By 1945, QANTAS purchased and operated over 19 Catalina flying boats over the Indian ocean. Their flight times were in excess of 28 hours to complete the trek and earned the passenger the privilege of seeing a double sunrise. The Catalina service ended in 1958 when QANTAS sold its fleet and had since been operating the L749 Constellation and the highly-regarded DC-3. The flying boats days were over. QANTAS now had services from Sydney to London, Japan, Hong Kong, and South Africa. With regularly scheduled weekly international flights and a robust fleet, QANTAS is solidified as the National Airline of Australia. QANTAS had its sights set on becoming a global airline, and set out to conquer it. In 1956 and the Olympic Games being held in Melbourne, QANTAS flew its 34 aircraft carrying record numbers of passengers to the island. The same year they moved out of the propeller driven airframes into the Boeing 707-138. The Jet age had arrived. By 1959, QANTAS took delivery of seven Boeing 707’s, just behind the U.S. Through 1964, the 13 Boeing 707’s flew the majority of the routes reaching its peak numbers of 19 planes by 1966.
The big decision came in 1966. Qantas decided to streamline and standardize it fleet, enter the “Jumbo Jet”. Management decided to skip the “A” model Boeing 747 and placed initial orders for the 747-238 “B”, while “A” models were still in production. Boeing delivered their first 747 in 1971 and through the sales of its 707 fleet and production times, in 1979 QANTAS had the worlds all 747 fleet. They totaled 19 aircraft providing wide body world class service to the globe. The 747 meet the companies needs and provided years of quality service until the need to expand was upon them again.

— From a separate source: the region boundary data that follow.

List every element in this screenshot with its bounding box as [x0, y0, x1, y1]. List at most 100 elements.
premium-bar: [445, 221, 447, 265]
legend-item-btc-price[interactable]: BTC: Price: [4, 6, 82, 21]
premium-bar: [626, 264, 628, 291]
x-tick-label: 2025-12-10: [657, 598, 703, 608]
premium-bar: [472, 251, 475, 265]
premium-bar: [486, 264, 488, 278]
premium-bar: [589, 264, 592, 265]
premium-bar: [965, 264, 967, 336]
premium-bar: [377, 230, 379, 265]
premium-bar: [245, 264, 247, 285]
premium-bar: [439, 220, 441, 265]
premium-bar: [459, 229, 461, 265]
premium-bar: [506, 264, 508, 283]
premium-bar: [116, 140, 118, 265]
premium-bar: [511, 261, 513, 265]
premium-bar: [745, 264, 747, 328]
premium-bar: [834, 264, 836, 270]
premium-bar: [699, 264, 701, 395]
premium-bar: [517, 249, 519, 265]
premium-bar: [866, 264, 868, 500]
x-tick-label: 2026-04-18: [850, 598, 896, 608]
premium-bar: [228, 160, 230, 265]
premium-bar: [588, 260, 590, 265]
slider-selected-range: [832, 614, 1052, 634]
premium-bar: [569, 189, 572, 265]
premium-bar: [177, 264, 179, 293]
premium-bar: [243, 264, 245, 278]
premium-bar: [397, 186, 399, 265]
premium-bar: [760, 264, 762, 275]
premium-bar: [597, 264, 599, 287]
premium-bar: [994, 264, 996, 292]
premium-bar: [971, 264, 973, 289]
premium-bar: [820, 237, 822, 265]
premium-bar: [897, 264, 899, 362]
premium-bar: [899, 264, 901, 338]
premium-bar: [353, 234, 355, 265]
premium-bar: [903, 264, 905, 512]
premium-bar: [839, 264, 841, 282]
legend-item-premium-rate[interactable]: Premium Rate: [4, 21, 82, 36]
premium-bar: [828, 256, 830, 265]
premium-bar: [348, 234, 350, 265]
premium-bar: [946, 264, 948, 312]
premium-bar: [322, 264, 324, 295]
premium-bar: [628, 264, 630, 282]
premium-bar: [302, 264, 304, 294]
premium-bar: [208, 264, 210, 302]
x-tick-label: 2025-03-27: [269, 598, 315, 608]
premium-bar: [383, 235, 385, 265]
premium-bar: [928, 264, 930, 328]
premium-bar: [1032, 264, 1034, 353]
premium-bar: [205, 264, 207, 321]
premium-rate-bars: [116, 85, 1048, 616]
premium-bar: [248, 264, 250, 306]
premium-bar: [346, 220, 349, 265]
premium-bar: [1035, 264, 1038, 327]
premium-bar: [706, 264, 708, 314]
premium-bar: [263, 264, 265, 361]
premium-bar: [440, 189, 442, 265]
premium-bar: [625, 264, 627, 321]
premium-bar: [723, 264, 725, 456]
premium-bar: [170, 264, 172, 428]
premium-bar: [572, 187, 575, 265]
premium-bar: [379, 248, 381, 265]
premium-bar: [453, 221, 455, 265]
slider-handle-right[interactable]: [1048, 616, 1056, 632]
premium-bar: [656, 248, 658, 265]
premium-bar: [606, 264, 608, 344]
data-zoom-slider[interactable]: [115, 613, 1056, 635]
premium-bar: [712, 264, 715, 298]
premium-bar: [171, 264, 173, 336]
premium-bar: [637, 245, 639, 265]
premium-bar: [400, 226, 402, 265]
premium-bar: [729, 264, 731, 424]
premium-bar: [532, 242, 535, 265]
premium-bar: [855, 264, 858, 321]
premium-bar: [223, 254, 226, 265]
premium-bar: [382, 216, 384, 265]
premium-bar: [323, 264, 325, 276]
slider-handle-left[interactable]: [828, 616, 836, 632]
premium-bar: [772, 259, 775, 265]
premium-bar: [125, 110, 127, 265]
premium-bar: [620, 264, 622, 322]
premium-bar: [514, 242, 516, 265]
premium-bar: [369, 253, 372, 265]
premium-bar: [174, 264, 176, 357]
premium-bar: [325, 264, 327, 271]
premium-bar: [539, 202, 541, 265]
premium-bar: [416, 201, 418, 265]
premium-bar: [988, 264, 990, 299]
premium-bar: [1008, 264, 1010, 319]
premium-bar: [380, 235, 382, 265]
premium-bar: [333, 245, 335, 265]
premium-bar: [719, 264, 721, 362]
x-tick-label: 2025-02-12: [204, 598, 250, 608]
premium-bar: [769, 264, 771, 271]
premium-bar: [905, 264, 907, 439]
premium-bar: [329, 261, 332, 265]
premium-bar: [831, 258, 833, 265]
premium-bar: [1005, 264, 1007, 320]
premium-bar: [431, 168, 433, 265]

With modernization of aircraft and designs, the demand for new airplanes was filled with the Boeing 767-238ER, 767-338ER (extended range), along with the brand new 747-438. The fleet expanded, meeting the needs of a global market. With services to New York, Los Angles, San Francisco in the US and the continued flights to Japan, Hong Kong, London, the expansion continue to the middle east.

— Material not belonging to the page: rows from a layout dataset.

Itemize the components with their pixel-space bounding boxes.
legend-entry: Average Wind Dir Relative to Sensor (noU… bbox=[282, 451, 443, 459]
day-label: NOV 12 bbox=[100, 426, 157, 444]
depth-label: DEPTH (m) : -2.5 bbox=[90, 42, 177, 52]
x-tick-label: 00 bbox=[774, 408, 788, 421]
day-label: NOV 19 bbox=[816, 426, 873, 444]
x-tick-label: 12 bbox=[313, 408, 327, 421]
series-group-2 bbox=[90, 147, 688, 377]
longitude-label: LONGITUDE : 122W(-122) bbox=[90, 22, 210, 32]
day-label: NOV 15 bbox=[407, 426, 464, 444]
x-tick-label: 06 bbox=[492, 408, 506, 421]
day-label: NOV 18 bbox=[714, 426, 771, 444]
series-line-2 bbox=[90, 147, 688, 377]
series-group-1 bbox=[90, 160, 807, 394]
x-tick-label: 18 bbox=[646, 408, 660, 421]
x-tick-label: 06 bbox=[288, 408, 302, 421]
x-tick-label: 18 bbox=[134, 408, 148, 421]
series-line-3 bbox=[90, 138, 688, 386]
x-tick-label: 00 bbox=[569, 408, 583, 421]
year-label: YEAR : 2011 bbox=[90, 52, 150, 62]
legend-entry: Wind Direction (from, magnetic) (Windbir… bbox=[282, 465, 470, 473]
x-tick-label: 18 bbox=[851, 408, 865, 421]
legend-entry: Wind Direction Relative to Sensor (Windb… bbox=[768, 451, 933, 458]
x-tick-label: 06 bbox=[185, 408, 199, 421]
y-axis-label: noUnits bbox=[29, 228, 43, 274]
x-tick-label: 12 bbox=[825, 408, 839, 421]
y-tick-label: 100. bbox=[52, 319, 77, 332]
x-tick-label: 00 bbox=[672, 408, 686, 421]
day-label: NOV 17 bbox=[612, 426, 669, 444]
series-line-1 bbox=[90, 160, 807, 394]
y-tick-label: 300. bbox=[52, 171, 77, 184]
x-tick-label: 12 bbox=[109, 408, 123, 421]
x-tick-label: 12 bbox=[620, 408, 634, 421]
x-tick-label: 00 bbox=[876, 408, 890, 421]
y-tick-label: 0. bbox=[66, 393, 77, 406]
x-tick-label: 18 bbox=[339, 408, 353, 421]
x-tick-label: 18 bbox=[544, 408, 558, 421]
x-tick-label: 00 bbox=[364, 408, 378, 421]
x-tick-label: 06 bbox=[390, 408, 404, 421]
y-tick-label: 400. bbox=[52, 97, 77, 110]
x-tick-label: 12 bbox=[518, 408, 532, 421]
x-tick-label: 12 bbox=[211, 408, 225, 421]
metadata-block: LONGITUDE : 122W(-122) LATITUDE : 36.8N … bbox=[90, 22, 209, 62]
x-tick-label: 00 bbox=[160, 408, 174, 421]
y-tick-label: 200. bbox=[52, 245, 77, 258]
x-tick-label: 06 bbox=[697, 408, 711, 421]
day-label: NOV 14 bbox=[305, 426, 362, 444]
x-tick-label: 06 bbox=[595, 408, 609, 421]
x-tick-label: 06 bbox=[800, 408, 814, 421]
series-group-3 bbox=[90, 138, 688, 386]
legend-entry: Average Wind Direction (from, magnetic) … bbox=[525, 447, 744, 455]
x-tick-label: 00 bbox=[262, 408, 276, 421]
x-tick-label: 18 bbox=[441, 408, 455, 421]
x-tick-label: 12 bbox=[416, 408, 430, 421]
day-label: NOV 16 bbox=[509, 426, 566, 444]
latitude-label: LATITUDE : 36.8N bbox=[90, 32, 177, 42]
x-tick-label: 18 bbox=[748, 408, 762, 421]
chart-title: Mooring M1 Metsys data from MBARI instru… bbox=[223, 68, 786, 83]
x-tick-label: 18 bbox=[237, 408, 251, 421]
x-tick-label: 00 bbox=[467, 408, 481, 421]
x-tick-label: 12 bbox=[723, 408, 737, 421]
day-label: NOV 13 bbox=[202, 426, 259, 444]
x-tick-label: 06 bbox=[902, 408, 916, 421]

With a state of the art fleet and a reputation as a world class airline, QANTAS was at the pinnacle. With regulations changes in the 1990’s, governmental subsidies, and a changing market, low cost regional and international carriers were established, all under the QANTAS moniker. They have added routes to Hawaii and operate domestic New Zealand services under these low-cost options now named under the Jet-Star logo. With their continued dedication to an exceptional flying experience and remaining atop the worlds airline, two more additions were needed.
Having the state of the art Boeing 747’s, the 767’s, 787’s, and 717’s, it was time one more time to expand the fleet. Enter the Airbus A330 and A380. These unique and truly monumental aircraft have pushed QANTAS to the top of the international air carrier world. The addition of these aircraft also opened up destinations in the UAE, Qatar, and other rich middle Eastern Nations. Its capabilities and capacity has enabled QANTAS to have the true global reach and live up to their slogan “One World”.

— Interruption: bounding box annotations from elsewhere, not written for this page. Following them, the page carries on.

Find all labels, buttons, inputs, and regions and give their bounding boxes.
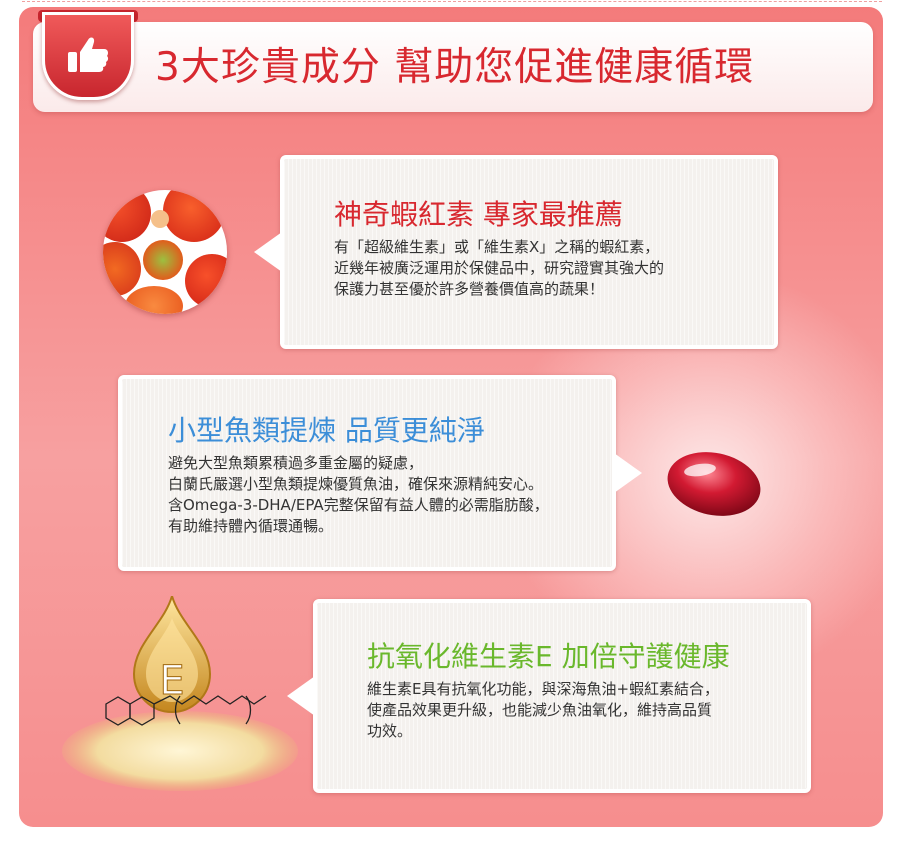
- card-title: 小型魚類提煉 品質更純淨: [168, 414, 485, 447]
- page-title: 3大珍貴成分 幫助您促進健康循環: [155, 45, 755, 90]
- thumbs-up-icon: [68, 37, 109, 72]
- fish-oil-capsule-image: [667, 452, 761, 516]
- card-fish-oil: 小型魚類提煉 品質更純淨 避免大型魚類累積過多重金屬的疑慮， 白蘭氏嚴選小型魚類…: [118, 375, 642, 571]
- vitamin-e-label: E: [159, 658, 184, 704]
- card-texture: [122, 379, 612, 567]
- card-texture: [284, 159, 774, 345]
- vitamin-e-droplet-image: E: [62, 596, 298, 791]
- card-texture: [317, 603, 807, 789]
- microalgae-cells-image: [103, 190, 227, 314]
- card-vitamin-e: 抗氧化維生素E 加倍守護健康 維生素E具有抗氧化功能，與深海魚油+蝦紅素結合， …: [287, 599, 811, 793]
- thumbs-up-badge: [38, 10, 138, 100]
- top-dashed-divider: [22, 1, 882, 2]
- header-bar: [33, 22, 873, 112]
- card-title: 神奇蝦紅素 專家最推薦: [334, 198, 623, 231]
- card-body: 避免大型魚類累積過多重金屬的疑慮， 白蘭氏嚴選小型魚類提煉優質魚油，確保來源精純…: [168, 454, 549, 535]
- card-body: 有「超級維生素」或「維生素X」之稱的蝦紅素， 近幾年被廣泛運用於保健品中，研究證…: [334, 238, 665, 298]
- card-body: 維生素E具有抗氧化功能，與深海魚油+蝦紅素結合， 使產品效果更升級，也能減少魚油…: [367, 680, 720, 740]
- card-title: 抗氧化維生素E 加倍守護健康: [367, 640, 730, 673]
- card-astaxanthin: 神奇蝦紅素 專家最推薦 有「超級維生素」或「維生素X」之稱的蝦紅素， 近幾年被廣…: [254, 155, 778, 349]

QANTAS has come a long way from the beginning of this story which was four guys and dream from an island of convicts. They have made the world accessible to all, made flying an experience, and kept their operation relevant, profitable, and state of the art. It will be interesting to watch and follow what the future holds for one of the world’s oldest airlines. It is for sure that the flying red kangaroo painted tail will be seen at airports around the world for many years to come.